Portable Every-Day-Carry Paper Kanban

I found this among my notes from 2013, and think it’s a fun little tool for analog productivity – the portable Kanban board!

It’s a foldable personal Kanban board, suitable as an Every Day Carry in either A3 or A4 size (or US Letter or whatever).

  1. Fold the sheet of paper along the long axis,
  2. fold it again at the short axis,
  3. done!

This produces four quadrants and the folded size is ideal to stuff it into a backpack, book, or maybe even your pants. Thus, it’s convenient to transport to university, school, or work.

Use very small Post-Its for your tasks. These are your cards that move around between the Kanban ‘columns’ (which are actually not columns, but quadrants here).

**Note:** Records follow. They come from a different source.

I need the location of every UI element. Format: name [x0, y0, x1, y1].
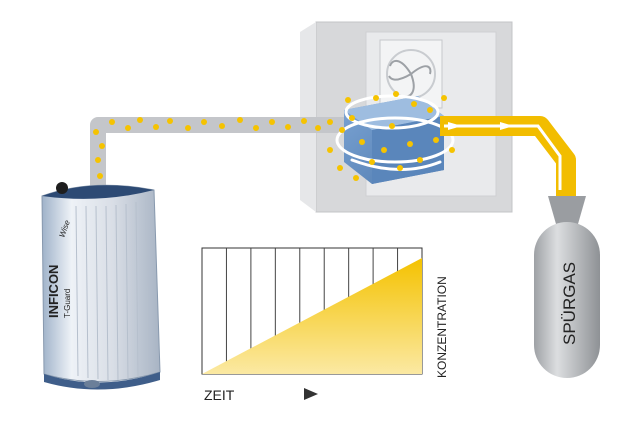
inficon-t-guard-device: INFICON T-Guard Wise [41, 182, 161, 390]
device-model-label: T-Guard [63, 289, 72, 318]
gas-supply-line [440, 116, 576, 196]
gas-particles [93, 91, 455, 181]
concentration-graph: ZEIT KONZENTRATION [201, 247, 449, 403]
device-brand-label: INFICON [46, 265, 61, 318]
x-axis-arrow-icon [304, 388, 318, 400]
concentration-area [202, 258, 422, 374]
sniffer-port-icon [56, 182, 68, 194]
tracer-gas-cylinder: SPÜRGAS [534, 196, 600, 378]
y-axis-label: KONZENTRATION [435, 276, 449, 378]
tank-label: SPÜRGAS [560, 262, 579, 345]
x-axis-label: ZEIT [204, 387, 235, 403]
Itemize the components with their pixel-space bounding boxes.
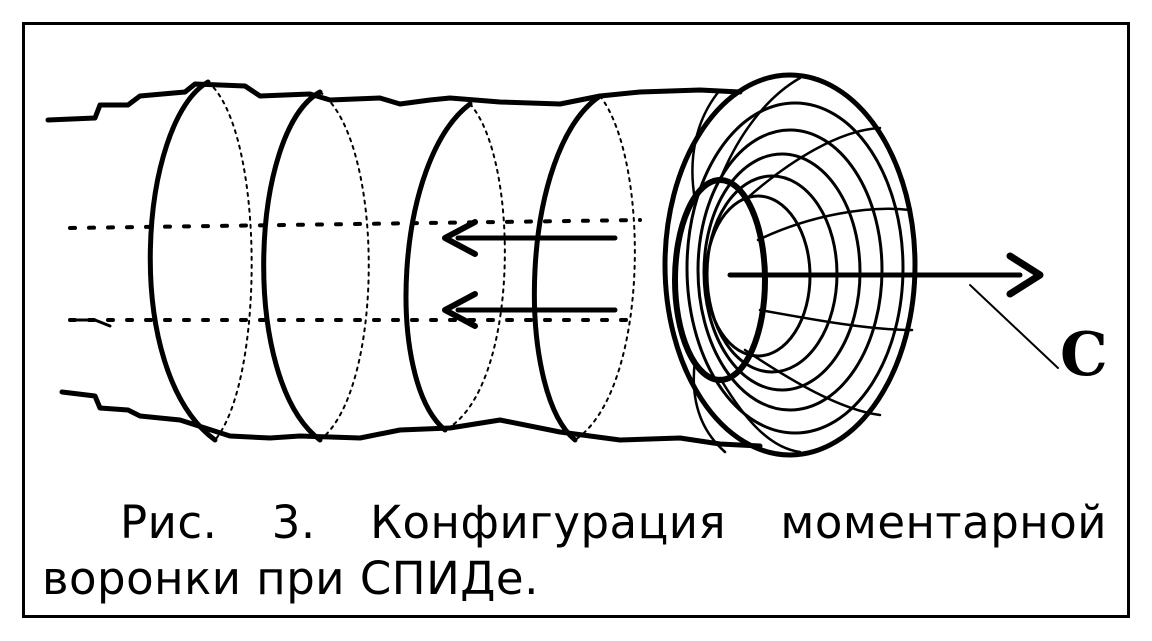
tube-bottom-edge (59, 389, 763, 449)
ring-3-front (403, 101, 473, 433)
caption-line-1: Рис. 3. Конфигурация моментарной (42, 495, 1107, 551)
ring-2-front (261, 89, 323, 443)
arrow-upper-head (442, 219, 478, 257)
funnel-ring-1 (685, 101, 905, 435)
caption-word-2: 3. (271, 496, 316, 549)
ring-1-front (147, 79, 218, 443)
funnel-radial-4 (758, 308, 914, 332)
axis-dotted-upper (68, 218, 642, 230)
label-c: C (1060, 320, 1108, 390)
caption-word-1: Рис. (120, 496, 218, 549)
label-c-leader (969, 284, 1059, 369)
funnel-radial-1 (718, 76, 802, 182)
tube-left-wave (68, 318, 112, 328)
funnel-radial-3 (756, 207, 912, 242)
ring-4-front (531, 93, 603, 443)
caption-line-2: воронки при СПИДе. (42, 552, 539, 605)
funnel-ring-3 (702, 152, 862, 392)
arrow-right-head (1006, 252, 1044, 298)
funnel-radial-8 (691, 88, 722, 202)
ring-4-back (574, 95, 636, 441)
caption-word-4: моментарной (780, 496, 1107, 549)
arrow-lower-head (442, 291, 478, 329)
ring-1-back (207, 81, 253, 441)
tube-top-edge (45, 81, 743, 123)
ring-3-back (444, 103, 506, 431)
ring-2-back (319, 91, 370, 441)
funnel-outer-rim (662, 72, 918, 458)
funnel-radial-5 (743, 348, 882, 417)
caption-word-3: Конфигурация (370, 496, 727, 549)
figure-caption: Рис. 3. Конфигурация моментарной воронки… (42, 495, 1107, 607)
funnel-radial-6 (718, 376, 802, 454)
funnel-radial-2 (743, 126, 882, 202)
funnel-ring-2 (696, 128, 884, 412)
funnel-radial-7 (692, 358, 727, 454)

Label the quadrants like this:

┌────────┬────────┐
│Backlog │ Done   │
│        │        │
├────────┼────────┤
│Ready   │ W.I.P. │
│        │        │
└────────┴────────┘

Cards move from Backlog to Ready to Work in Progress (W.I.P.) to Done.

My board’s design is shaped like a “U”. Why not a “Z”?

This layout makes the most important day-to-day action flow from “Ready” to “Work in Progress” visibly easy to track. They are right next to each other.

It offers a clear view of what needs doing and what is currently underway.

Users can focus on the lower half of the sheet, potentially even folding away the top half, during a day at work or studying at the library.

The “Backlog,” serving as a midterm storage of things that will come up, and the “Done” quadrant, which displays completed tasks, fade into the background in daily use. You don’t need to see “Done” all day every day, but it’s important during review; and you don’t need to see the “Backlog” all day every day because you take tasks from “Ready”.

So the two important quadrants are in focus, that’s cool I think.

Application to University Students

We’ve used this Kanban back in 2013 during work and with a couple of mentees (‘clients’) at University as a tool to get organized. The playful and physical nature helped a few of them. Others prefered digital solutions or something else entirely, of course.

If you’re a University student and need to write 2 papers and prepare for 3 tests – first, remember there’s only so much you can do in a day. Your throughput is limited, and your “Work in Progress” quadrant should reflect this.

Mark each of your 5 projects total somehow to focus on something. Examples to differentiate between projects:

  • Use different colors of Post-It,
  • put short marks into the card’s corners to show which is which.
  • Or draw a squiggly, serrated, dotted, dashed, … border around cards.
  • Or use different colored pencils.

Either way, you need a way to know which card is about what so you can decide what to do now, what ought to move from “Ready” to “W.I.P.” next as you complete a task.

You could also carry 5 different foldable boards with you!

A problem I see with separating things into 5 boards is that your personal throughput doesn’t scale like that. You don’t really have a “W.I.P.” in 5 places, you just have 1 thing you can really do at a time, and maybe about 3 tasks that you can consider doing next.

Why more than 1? – Because when you go to the library to research for a paper, you can continue research for the next paper while you’re there, or borrow a book for an upcoming test. You can time-box “library research” in your calendar and fill the available time with relevant tasks from different projects that apply to this particular context.


I’m personally a supporter for analog productivity systems. I love their haptic nature. Moving real cards in real space!

But to be frank, I always, always return to digital, and did so 10 years ago when we tried this foldable board, and also 15 years ago when I got my first Mac and OmniFocus. I like the infinite virtual space of digital, too.

Be as it may, a personal overview system to not get lost in the complexity of one’s life can take many forms, and this is a particularly playful form in my opinion.